4 Result and Discussion

At the current stage, the design and implementation of the initial steps of global platform is finalized. Contract annotations based on NLP techniques is a tedious but necessary work for the accuracy of our results. The CUAD dataset that is being used now, contains contracts from all legal domains. As an initial experiment, the entire dataset is used as a whole. While proceeding forward, a minor filtering process has to be performed on the dataset for the selection of only supply chain related contracts. The next step is the finalization of pre-training and fine tuning of BERT on the comprehensive annotated dataset and test it on the contracts provided by the Supply Ledger project’s stakeholders.

An initial implementation of BERT for the CUAD dataset has been tried.

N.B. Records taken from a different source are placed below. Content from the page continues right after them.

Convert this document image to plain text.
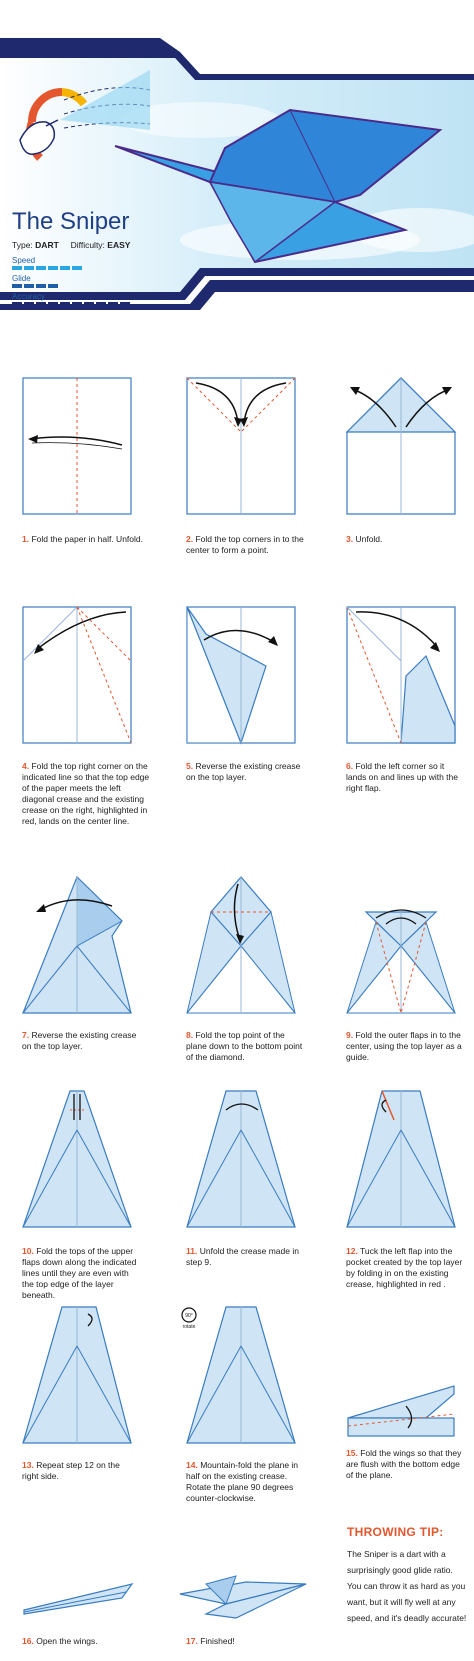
The Sniper
Type: DART Difficulty: EASY
Speed
Glide
Accuracy
1. Fold the paper in half. Unfold.	2. Fold the top corners in to the center to form a point.
3. Unfold.
4. Fold the top right corner on the indicated line so that the top edge of the paper meets the left diagonal crease and the existing crease on the right, highlighted in red, lands on the center line.
5. Reverse the existing crease on the top layer.
6. Fold the left corner so it lands on and lines up with the right flap.
7. Reverse the existing crease on the top layer.
8. Fold the top point of the plane down to the bottom point of the diamond.
9. Fold the outer flaps in to the center, using the top layer as a guide.
10. Fold the tops of the upper flaps down along the indicated lines until they are even with the top edge of the layer beneath.
11. Unfold the crease made in step 9.
12. Tuck the left flap into the pocket created by the top layer by folding in on the existing crease, highlighted in red .
13. Repeat step 12 on the right side.
90°
rotate
14. Mountain-fold the plane in half on the existing crease. Rotate the plane 90 degrees counter-clockwise.
15. Fold the wings so that they are flush with the bottom edge of the plane.
16. Open the wings.	17. Finished!
THROWING TIP:
The Sniper is a dart with a surprisingly good glide ratio. You can throw it as hard as you want, but it will fly well at any speed, and it's deadly accurate!
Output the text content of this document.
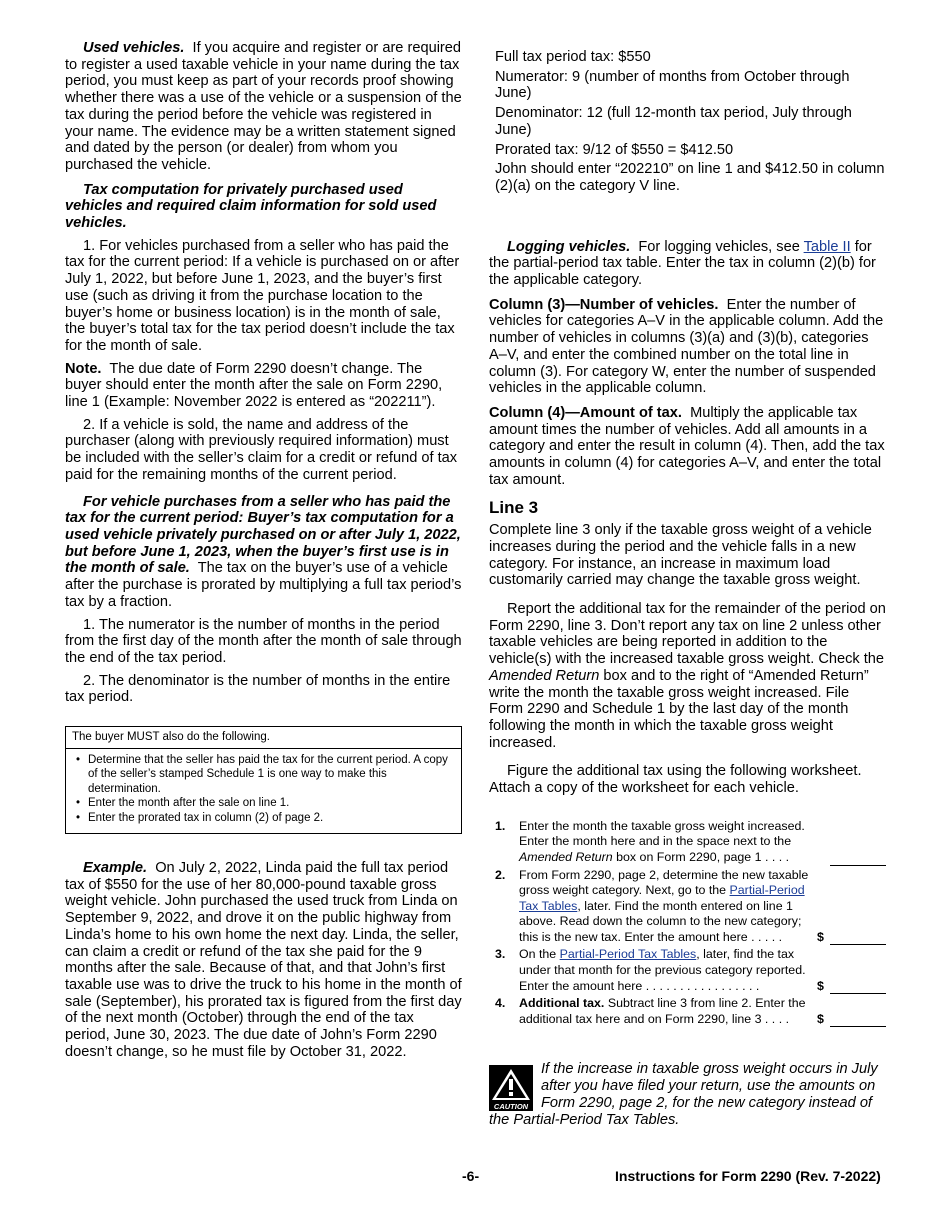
Used vehicles. If you acquire and register or are required to register a used taxable vehicle in your name during the tax period, you must keep as part of your records proof showing whether there was a use of the vehicle or a suspension of the tax during the period before the vehicle was registered in your name. The evidence may be a written statement signed and dated by the person (or dealer) from whom you purchased the vehicle.

Tax computation for privately purchased used vehicles and required claim information for sold used vehicles.

1. For vehicles purchased from a seller who has paid the tax for the current period: If a vehicle is purchased on or after July 1, 2022, but before June 1, 2023, and the buyer’s first use (such as driving it from the purchase location to the buyer’s home or business location) is in the month of sale, the buyer’s total tax for the tax period doesn’t include the tax for the month of sale.

Note. The due date of Form 2290 doesn’t change. The buyer should enter the month after the sale on Form 2290, line 1 (Example: November 2022 is entered as “202211”).

2. If a vehicle is sold, the name and address of the purchaser (along with previously required information) must be included with the seller’s claim for a credit or refund of tax paid for the remaining months of the current period.

For vehicle purchases from a seller who has paid the tax for the current period: Buyer’s tax computation for a used vehicle privately purchased on or after July 1, 2022, but before June 1, 2023, when the buyer’s first use is in the month of sale. The tax on the buyer’s use of a vehicle after the purchase is prorated by multiplying a full tax period’s tax by a fraction.

1. The numerator is the number of months in the period from the first day of the month after the month of sale through the end of the tax period.

2. The denominator is the number of months in the entire tax period.

The buyer MUST also do the following.
• Determine that the seller has paid the tax for the current period. A copy of the seller’s stamped Schedule 1 is one way to make this determination.
• Enter the month after the sale on line 1.
• Enter the prorated tax in column (2) of page 2.

Example. On July 2, 2022, Linda paid the full tax period tax of $550 for the use of her 80,000-pound taxable gross weight vehicle. John purchased the used truck from Linda on September 9, 2022, and drove it on the public highway from Linda’s home to his own home the next day. Linda, the seller, can claim a credit or refund of the tax she paid for the 9 months after the sale. Because of that, and that John’s first taxable use was to drive the truck to his home in the month of sale (September), his prorated tax is figured from the first day of the next month (October) through the end of the tax period, June 30, 2023. The due date of John’s Form 2290 doesn’t change, so he must file by October 31, 2022.

Full tax period tax: $550

Numerator: 9 (number of months from October through June)

Denominator: 12 (full 12-month tax period, July through June)

Prorated tax: 9/12 of $550 = $412.50

John should enter “202210” on line 1 and $412.50 in column (2)(a) on the category V line.

Logging vehicles. For logging vehicles, see Table II for the partial-period tax table. Enter the tax in column (2)(b) for the applicable category.

Column (3)—Number of vehicles. Enter the number of vehicles for categories A–V in the applicable column. Add the number of vehicles in columns (3)(a) and (3)(b), categories A–V, and enter the combined number on the total line in column (3). For category W, enter the number of suspended vehicles in the applicable column.

Column (4)—Amount of tax. Multiply the applicable tax amount times the number of vehicles. Add all amounts in a category and enter the result in column (4). Then, add the tax amounts in column (4) for categories A–V, and enter the total tax amount.

Line 3

Complete line 3 only if the taxable gross weight of a vehicle increases during the period and the vehicle falls in a new category. For instance, an increase in maximum load customarily carried may change the taxable gross weight.

Report the additional tax for the remainder of the period on Form 2290, line 3. Don’t report any tax on line 2 unless other taxable vehicles are being reported in addition to the vehicle(s) with the increased taxable gross weight. Check the Amended Return box and to the right of “Amended Return” write the month the taxable gross weight increased. File Form 2290 and Schedule 1 by the last day of the month following the month in which the taxable gross weight increased.

Figure the additional tax using the following worksheet. Attach a copy of the worksheet for each vehicle.

1.	Enter the month the taxable gross weight increased. Enter the month here and in the space next to the Amended Return box on Form 2290, page 1 . . . .
2.	From Form 2290, page 2, determine the new taxable gross weight category. Next, go to the Partial-Period Tax Tables, later. Find the month entered on line 1 above. Read down the column to the new category; this is the new tax. Enter the amount here . . . . .	$
3.	On the Partial-Period Tax Tables, later, find the tax under that month for the previous category reported. Enter the amount here . . . . . . . . . . . . . . . . .	$
4.	Additional tax. Subtract line 3 from line 2. Enter the additional tax here and on Form 2290, line 3 . . . .	$
CAUTION
If the increase in taxable gross weight occurs in July after you have filed your return, use the amounts on Form 2290, page 2, for the new category instead of the Partial-Period Tax Tables.
-6-	Instructions for Form 2290 (Rev. 7-2022)
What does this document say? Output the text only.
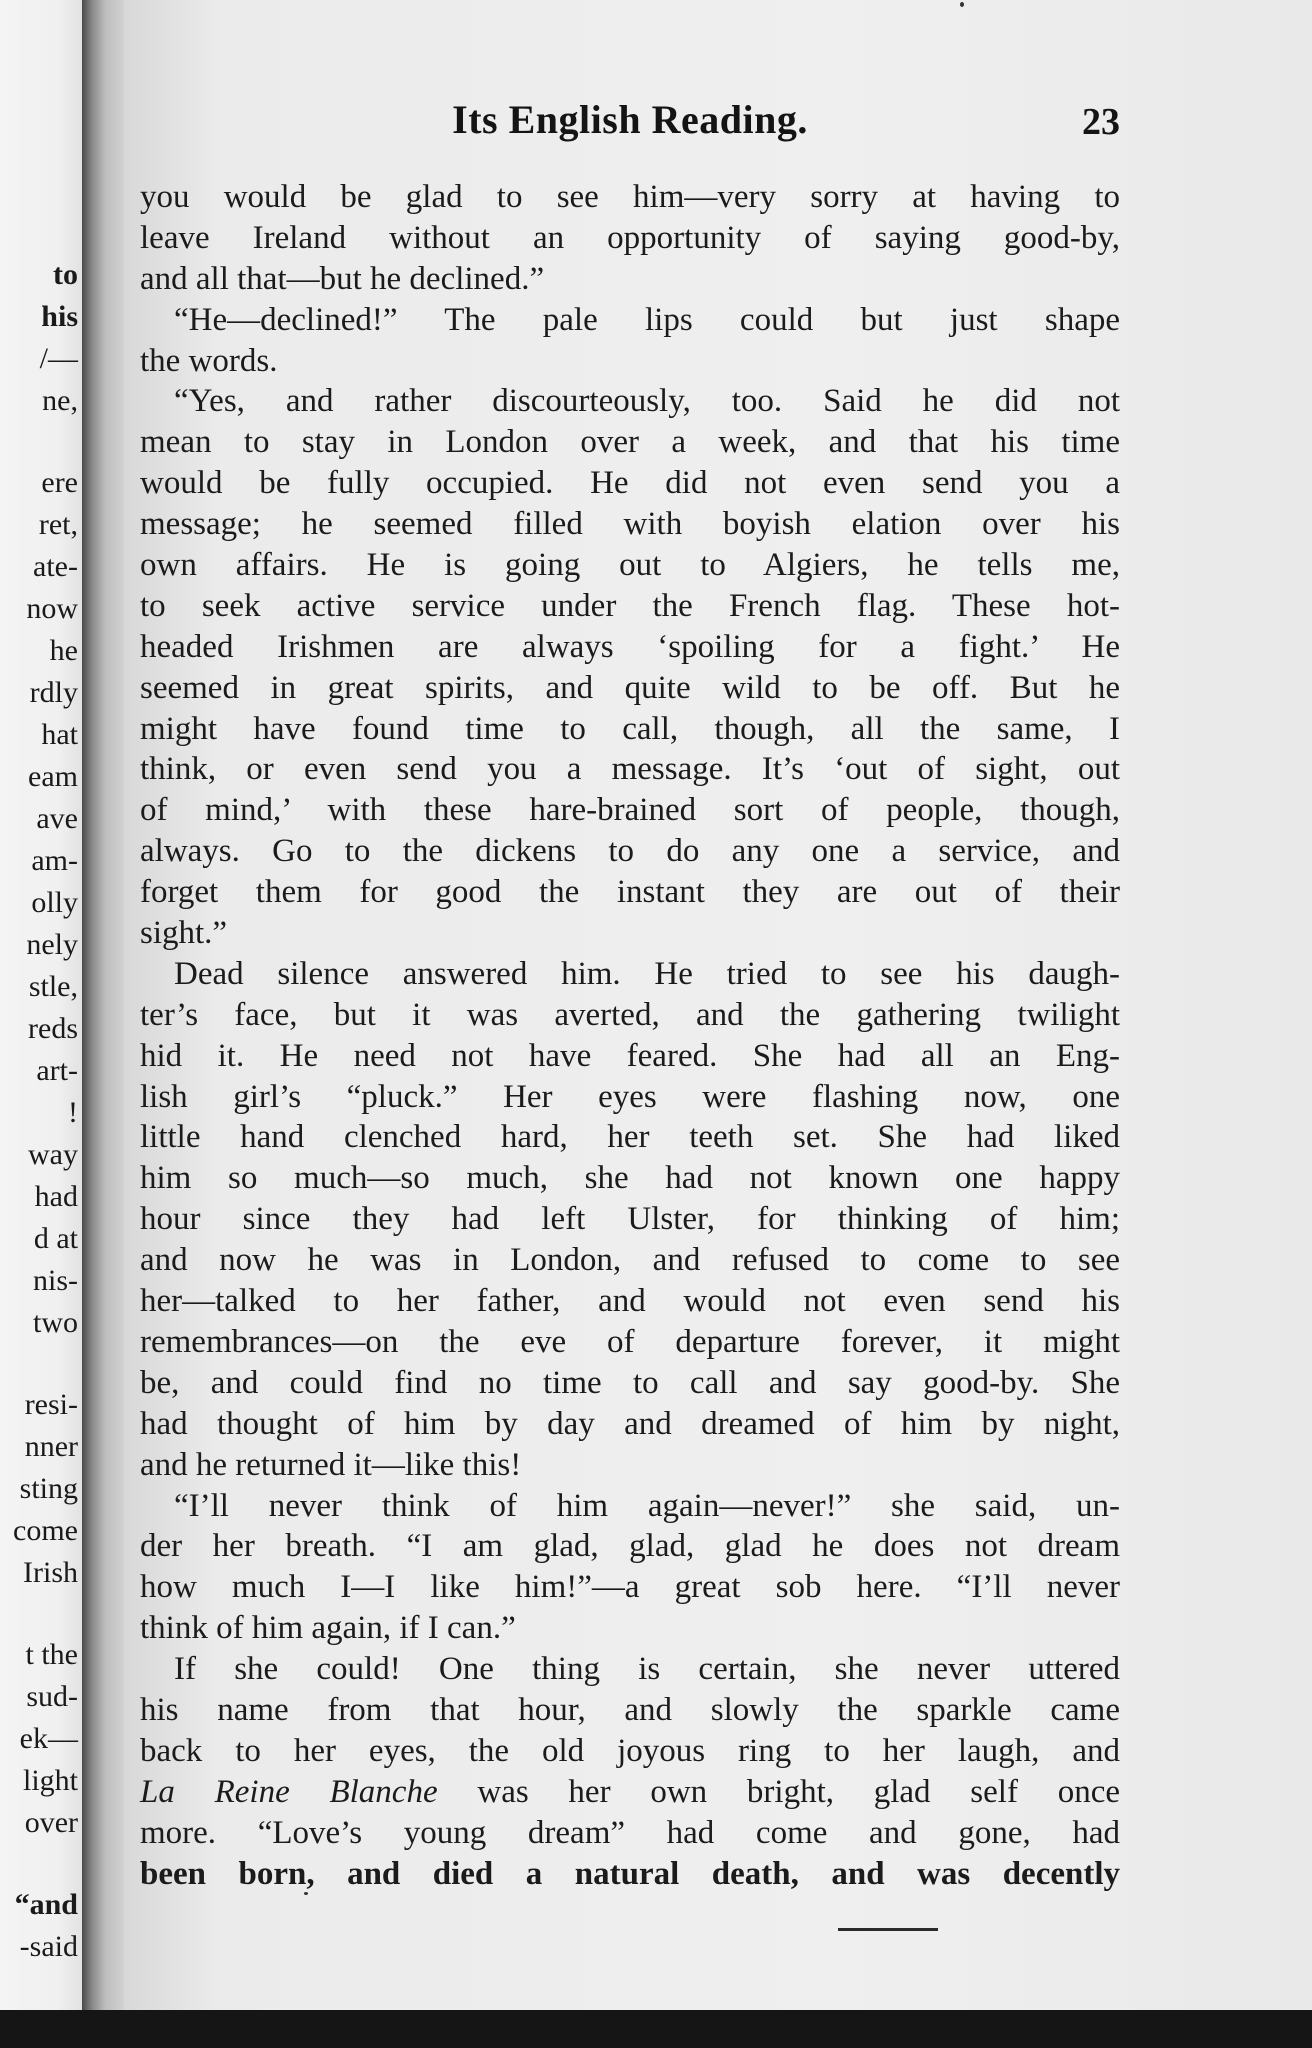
to
his
/—
ne,
ere
ret,
ate-
now
he
rdly
hat
eam
ave
am-
olly
nely
stle,
reds
art-
!
way
had
d at
nis-
two
resi-
nner
sting
come
Irish
t the
sud-
ek—
light
over
“and
-said
Its English Reading.	23
you would be glad to see him—very sorry at having to
leave Ireland without an opportunity of saying good-by,
and all that—but he declined.”
“He—declined!” The pale lips could but just shape
the words.
“Yes, and rather discourteously, too. Said he did not
mean to stay in London over a week, and that his time
would be fully occupied. He did not even send you a
message; he seemed filled with boyish elation over his
own affairs. He is going out to Algiers, he tells me,
to seek active service under the French flag. These hot-
headed Irishmen are always ‘spoiling for a fight.’ He
seemed in great spirits, and quite wild to be off. But he
might have found time to call, though, all the same, I
think, or even send you a message. It’s ‘out of sight, out
of mind,’ with these hare-brained sort of people, though,
always. Go to the dickens to do any one a service, and
forget them for good the instant they are out of their
sight.”
Dead silence answered him. He tried to see his daugh-
ter’s face, but it was averted, and the gathering twilight
hid it. He need not have feared. She had all an Eng-
lish girl’s “pluck.” Her eyes were flashing now, one
little hand clenched hard, her teeth set. She had liked
him so much—so much, she had not known one happy
hour since they had left Ulster, for thinking of him;
and now he was in London, and refused to come to see
her—talked to her father, and would not even send his
remembrances—on the eve of departure forever, it might
be, and could find no time to call and say good-by. She
had thought of him by day and dreamed of him by night,
and he returned it—like this!
“I’ll never think of him again—never!” she said, un-
der her breath. “I am glad, glad, glad he does not dream
how much I—I like him!”—a great sob here. “I’ll never
think of him again, if I can.”
If she could! One thing is certain, she never uttered
his name from that hour, and slowly the sparkle came
back to her eyes, the old joyous ring to her laugh, and
La Reine Blanche was her own bright, glad self once
more. “Love’s young dream” had come and gone, had
been born, and died a natural death, and was decently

Figure 7 shows the precision-recall curve obtained for BERT implementation using CUAD dataset. This experiment is carried out as a Question Answering task based on the CUAD dataset structure.

The research is in its initial phase and further experiment with NER on the contract dataset is planned to compare the performance of Question Answering Task and NER for opting best method.

The main attraction of Transformer models such as BERT is that the processing of inputs is not sequential. As the name indicates, BERT reads the inputs bidirectionally, i.e., the reading of entire sequence is performed at once. This feature allows them to parallelize and scale the processing compared to other models. Thus, Transformers can learn the context of the text deeper, and hence, the perform much better compared to other deep learning techniques. This is the reason behind the selection of BERT model for this research.

Fig. 7.
figure 7

Precision-recall curve

Next phase of the research is the implementation of Smart Contracts based on the best results obtained from the entity identification and extraction. This will allow the SCM to recommend best Smart Contract template for supply chain related natural language contracts and thus make the entire job easier, cheap, and efficient.

5 Conclusion

Smart Contracts are an essential part for blockchain based Supply Chains. These are computer programs that are executed automatically when preconditions are verified. This paper has discussed the characteristics and lifecycle of Smart Contracts and their importance for modern Supply Chain management. The conversion of normal contracts in Supply Chain to Smart Contracts makes the execution of blockchain based Supply Chains more efficient and safer. For contract automation process, entity extraction technique is designed and implemented from annotated contracts dataset using Bidirectional Encoder Representations from Transformers (BERT) approach. The CUAD dataset of 510 different contracts is used in this research and the clauses are identified using the Question Answering task of NLP. We are planning further implementation using NER task on the contract dataset and compare the result to opt the better method. Our next focus is on conversion of the contracts to Smart Contracts based on the extracted clauses. The automated selection and recommendation of best Smart Contract template corresponding to a particular supply chain contract will make the block chain process much easier and cost effective.